Die Lungenfachärzte in Deutschland fordern ein schnellstmögliches Verbot von Einweg-E-Zigaretten. Deutschland dürfe in diesem Punkt anderen Ländern nicht weiter hinterherhinken. In der vergangenen Woche hatte der französische Senat das Verbot von Einweg-E-Zigaretten verabschiedet. Belgien ist schon zuvor diesen Schritt gegangen.

„Einweg-E-Zigaretten stellen eine ernsthafte Bedrohung für die öffentliche Gesundheit dar, insbesondere für Jugendliche und junge Erwachsene“, sagt Prof. Wolfram Windisch von der Deutsche Gesellschaft für Pneumologie und Beatmungsmedizin.

Nutzung von E-Zigaretten bei Kindern und Jugendlichen angestiegen

Im Kindes- und Jugendalter ist die Nutzung der E-Zigaretten in den vergangenen Jahren sprunghaft angestiegen. „Mittlerweile ist die E-Zigarette bei Kindern und Jugendlichen das am häufigsten konsumierte nikotinhaltige Produkt, noch vor der Tabakzigarette und der Wasserpfeife“, so Prof.
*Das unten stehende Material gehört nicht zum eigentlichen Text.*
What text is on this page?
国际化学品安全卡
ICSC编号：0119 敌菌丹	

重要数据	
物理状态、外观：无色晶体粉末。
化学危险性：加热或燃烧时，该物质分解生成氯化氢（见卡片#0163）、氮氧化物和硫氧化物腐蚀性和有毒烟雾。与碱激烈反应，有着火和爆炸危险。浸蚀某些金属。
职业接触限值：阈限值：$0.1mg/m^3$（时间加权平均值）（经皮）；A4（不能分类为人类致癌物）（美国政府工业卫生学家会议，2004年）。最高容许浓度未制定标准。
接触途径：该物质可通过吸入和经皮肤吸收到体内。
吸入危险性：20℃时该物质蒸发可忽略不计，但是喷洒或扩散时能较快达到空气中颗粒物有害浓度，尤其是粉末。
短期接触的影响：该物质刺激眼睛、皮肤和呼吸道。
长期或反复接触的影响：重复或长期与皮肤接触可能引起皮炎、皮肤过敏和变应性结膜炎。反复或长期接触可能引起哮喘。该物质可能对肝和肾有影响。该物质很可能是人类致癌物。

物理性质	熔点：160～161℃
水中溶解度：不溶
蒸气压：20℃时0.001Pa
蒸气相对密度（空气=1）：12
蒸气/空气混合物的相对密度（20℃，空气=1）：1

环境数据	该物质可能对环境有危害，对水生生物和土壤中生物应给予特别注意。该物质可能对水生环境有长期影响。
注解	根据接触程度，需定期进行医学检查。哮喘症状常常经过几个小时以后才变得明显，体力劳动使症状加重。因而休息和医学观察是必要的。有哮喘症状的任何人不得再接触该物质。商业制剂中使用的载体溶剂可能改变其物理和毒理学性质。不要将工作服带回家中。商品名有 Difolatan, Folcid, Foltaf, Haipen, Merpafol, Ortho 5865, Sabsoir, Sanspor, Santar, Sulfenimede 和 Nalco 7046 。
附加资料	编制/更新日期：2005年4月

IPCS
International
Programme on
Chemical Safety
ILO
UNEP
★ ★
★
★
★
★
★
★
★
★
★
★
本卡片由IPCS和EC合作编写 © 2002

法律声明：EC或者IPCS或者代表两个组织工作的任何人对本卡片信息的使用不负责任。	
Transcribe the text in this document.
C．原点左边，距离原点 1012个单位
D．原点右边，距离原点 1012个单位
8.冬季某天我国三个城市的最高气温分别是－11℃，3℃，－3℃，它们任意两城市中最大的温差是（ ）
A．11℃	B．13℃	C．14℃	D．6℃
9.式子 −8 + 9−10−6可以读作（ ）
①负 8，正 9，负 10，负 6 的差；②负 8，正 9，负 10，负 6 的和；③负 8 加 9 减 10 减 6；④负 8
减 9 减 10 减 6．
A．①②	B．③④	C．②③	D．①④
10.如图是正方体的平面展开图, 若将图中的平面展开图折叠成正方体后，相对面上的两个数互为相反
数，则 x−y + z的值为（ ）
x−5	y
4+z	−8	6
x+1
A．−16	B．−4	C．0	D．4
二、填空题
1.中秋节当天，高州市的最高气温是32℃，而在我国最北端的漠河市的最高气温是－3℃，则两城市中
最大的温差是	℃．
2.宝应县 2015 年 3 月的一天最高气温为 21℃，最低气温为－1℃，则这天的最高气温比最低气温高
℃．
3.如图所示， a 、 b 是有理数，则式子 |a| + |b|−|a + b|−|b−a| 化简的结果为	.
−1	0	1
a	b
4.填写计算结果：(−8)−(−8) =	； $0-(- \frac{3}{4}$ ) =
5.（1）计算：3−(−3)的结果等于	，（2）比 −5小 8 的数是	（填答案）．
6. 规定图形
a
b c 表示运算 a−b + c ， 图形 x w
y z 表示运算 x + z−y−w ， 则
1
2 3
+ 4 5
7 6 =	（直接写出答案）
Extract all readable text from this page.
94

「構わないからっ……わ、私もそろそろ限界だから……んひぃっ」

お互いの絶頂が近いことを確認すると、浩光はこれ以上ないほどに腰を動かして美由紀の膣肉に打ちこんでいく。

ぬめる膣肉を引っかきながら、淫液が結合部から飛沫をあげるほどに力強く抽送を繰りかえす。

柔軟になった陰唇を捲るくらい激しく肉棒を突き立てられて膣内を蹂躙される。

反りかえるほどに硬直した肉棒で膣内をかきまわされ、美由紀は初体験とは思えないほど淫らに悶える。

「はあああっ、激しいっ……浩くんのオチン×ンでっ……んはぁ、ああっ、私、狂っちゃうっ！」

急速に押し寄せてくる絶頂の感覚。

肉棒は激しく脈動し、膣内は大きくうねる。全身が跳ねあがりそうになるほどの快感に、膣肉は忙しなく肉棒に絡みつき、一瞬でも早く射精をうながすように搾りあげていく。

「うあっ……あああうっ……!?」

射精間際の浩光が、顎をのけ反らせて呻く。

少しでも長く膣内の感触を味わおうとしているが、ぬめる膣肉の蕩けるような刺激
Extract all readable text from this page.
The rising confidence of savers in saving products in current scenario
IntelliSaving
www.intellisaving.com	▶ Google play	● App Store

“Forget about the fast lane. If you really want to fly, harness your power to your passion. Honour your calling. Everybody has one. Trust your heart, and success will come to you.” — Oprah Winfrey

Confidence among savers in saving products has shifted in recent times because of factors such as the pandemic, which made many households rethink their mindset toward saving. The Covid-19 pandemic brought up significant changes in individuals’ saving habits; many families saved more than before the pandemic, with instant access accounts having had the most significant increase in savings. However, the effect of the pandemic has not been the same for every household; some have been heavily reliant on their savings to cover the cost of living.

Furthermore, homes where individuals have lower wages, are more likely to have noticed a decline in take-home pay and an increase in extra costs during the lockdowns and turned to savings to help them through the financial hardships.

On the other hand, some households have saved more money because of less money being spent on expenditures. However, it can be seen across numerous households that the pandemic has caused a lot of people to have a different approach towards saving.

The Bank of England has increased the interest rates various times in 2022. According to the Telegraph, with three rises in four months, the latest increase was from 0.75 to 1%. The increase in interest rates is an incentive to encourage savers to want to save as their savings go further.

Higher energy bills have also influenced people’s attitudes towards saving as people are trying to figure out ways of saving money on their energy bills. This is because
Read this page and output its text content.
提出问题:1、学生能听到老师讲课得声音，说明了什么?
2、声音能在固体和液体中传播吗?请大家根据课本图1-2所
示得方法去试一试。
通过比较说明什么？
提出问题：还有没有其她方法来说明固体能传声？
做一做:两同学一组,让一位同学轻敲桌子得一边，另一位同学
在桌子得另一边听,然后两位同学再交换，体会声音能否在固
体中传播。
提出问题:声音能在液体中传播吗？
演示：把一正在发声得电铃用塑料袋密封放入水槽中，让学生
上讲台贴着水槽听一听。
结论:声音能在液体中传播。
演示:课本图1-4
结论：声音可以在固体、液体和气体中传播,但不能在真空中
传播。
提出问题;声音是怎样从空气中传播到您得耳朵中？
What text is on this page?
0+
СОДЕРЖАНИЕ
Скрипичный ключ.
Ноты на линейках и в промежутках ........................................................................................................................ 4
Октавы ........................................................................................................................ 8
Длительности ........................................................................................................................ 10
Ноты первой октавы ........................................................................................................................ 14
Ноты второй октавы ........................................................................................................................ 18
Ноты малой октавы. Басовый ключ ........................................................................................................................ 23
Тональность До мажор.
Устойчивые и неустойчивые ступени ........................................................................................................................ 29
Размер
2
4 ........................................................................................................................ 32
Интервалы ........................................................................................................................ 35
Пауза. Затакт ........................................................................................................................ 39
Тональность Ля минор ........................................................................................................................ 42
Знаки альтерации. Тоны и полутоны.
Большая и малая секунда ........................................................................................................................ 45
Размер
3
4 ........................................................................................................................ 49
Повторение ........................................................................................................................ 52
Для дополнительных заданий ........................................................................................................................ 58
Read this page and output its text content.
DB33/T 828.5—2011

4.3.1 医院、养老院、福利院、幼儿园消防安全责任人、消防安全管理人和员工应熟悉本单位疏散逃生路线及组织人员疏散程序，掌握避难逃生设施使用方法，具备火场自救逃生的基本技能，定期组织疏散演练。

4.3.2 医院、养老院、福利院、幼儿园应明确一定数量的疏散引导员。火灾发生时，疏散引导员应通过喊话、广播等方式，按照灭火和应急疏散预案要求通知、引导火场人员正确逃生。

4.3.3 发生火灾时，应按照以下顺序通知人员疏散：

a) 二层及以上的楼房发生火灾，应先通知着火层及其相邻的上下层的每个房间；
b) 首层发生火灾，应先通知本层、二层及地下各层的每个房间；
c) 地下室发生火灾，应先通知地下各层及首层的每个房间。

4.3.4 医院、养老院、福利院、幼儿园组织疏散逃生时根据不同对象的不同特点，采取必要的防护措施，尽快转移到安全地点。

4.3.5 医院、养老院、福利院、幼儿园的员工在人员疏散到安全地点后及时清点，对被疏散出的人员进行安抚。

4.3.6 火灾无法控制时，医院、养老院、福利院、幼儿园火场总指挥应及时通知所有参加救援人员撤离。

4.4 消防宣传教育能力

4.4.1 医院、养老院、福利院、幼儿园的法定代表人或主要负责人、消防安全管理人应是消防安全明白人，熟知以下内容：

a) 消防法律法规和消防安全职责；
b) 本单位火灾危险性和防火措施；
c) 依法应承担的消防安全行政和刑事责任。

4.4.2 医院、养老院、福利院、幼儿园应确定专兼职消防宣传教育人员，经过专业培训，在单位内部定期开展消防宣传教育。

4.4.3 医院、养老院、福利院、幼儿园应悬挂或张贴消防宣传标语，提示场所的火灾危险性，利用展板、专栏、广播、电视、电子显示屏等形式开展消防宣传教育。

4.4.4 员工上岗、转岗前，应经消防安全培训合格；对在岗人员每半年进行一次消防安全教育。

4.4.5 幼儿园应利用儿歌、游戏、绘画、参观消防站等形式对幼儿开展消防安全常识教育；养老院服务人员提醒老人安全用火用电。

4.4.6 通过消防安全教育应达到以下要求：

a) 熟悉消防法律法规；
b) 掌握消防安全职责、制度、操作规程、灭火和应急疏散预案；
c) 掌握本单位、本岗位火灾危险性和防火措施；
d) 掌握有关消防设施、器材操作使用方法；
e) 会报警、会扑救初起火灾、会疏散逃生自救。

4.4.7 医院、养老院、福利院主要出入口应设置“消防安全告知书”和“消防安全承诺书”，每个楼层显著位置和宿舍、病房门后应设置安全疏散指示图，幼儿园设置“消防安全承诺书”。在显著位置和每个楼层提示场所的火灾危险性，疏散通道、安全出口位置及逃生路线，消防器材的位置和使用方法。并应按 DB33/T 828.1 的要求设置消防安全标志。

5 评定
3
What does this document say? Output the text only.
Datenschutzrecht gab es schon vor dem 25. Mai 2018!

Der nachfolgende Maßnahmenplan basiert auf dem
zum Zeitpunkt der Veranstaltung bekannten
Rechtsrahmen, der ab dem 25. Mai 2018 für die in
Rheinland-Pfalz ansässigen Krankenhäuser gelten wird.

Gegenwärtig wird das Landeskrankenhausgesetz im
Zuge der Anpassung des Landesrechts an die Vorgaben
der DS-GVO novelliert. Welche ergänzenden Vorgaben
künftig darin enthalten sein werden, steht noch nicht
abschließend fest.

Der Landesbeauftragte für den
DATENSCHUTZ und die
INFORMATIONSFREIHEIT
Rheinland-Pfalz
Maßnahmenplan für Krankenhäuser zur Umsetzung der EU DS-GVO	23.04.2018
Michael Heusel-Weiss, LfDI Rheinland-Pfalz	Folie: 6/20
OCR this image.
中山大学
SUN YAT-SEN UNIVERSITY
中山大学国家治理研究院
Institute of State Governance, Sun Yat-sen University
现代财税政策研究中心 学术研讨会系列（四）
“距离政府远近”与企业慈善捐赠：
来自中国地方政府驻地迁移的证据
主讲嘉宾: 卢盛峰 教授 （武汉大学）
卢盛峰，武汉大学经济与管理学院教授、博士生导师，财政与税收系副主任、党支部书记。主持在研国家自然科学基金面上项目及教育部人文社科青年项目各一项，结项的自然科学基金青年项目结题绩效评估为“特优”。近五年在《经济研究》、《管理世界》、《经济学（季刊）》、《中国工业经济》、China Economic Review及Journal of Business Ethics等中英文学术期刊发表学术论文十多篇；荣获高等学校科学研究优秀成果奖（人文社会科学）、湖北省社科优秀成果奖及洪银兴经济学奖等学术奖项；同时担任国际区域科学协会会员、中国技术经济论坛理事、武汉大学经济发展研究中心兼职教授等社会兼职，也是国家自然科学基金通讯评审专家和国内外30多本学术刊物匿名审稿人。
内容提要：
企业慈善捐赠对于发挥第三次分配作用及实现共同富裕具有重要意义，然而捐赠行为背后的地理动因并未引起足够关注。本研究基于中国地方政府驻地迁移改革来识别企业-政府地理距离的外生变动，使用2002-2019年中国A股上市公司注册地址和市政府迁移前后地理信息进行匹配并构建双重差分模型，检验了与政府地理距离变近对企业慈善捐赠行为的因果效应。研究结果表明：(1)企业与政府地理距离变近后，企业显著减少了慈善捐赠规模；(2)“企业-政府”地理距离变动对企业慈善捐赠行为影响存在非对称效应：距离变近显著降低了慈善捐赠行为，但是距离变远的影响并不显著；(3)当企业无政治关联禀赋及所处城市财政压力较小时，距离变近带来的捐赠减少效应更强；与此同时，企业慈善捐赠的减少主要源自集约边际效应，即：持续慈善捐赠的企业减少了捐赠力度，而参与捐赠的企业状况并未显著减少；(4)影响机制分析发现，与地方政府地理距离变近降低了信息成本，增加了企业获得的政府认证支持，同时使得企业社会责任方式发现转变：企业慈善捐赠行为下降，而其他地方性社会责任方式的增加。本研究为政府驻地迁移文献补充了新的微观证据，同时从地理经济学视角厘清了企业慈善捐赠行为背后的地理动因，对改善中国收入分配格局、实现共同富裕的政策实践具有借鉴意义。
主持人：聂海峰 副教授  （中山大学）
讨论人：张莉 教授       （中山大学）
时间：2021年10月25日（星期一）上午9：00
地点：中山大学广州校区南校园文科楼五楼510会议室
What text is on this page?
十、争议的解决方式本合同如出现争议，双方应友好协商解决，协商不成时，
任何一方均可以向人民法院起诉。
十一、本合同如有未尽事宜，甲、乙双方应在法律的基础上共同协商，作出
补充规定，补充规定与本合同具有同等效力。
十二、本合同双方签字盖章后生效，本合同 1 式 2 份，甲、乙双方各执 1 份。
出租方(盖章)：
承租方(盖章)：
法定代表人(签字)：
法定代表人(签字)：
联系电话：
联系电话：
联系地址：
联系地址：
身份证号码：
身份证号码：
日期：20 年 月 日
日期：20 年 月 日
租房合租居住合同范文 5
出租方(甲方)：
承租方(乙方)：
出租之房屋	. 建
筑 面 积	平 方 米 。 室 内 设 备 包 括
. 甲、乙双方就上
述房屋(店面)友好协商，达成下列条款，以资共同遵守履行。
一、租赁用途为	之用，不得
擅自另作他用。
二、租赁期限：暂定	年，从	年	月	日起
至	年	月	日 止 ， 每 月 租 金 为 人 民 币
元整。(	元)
Reiner Hanewinkel vom Kieler Institut für Therapie- und Gesundheitsforschung.

Das Institut hat ermittelt:

  • 2024 hatte jedes achte Kind im Alter von 9 bis 13 Jahren schon einmal E-Zigaretten probiert, insgesamt 12,8 Prozent.
  • Unter den 14- bis 17-Jährigen waren es mehr als jeder Dritte – 37,5 Prozent.
  • Die Zahl der erwachsenen E-Zigaretten-Nutzenden in Deutschland lag zuletzt geschätzt bei mehr als 2 Millionen.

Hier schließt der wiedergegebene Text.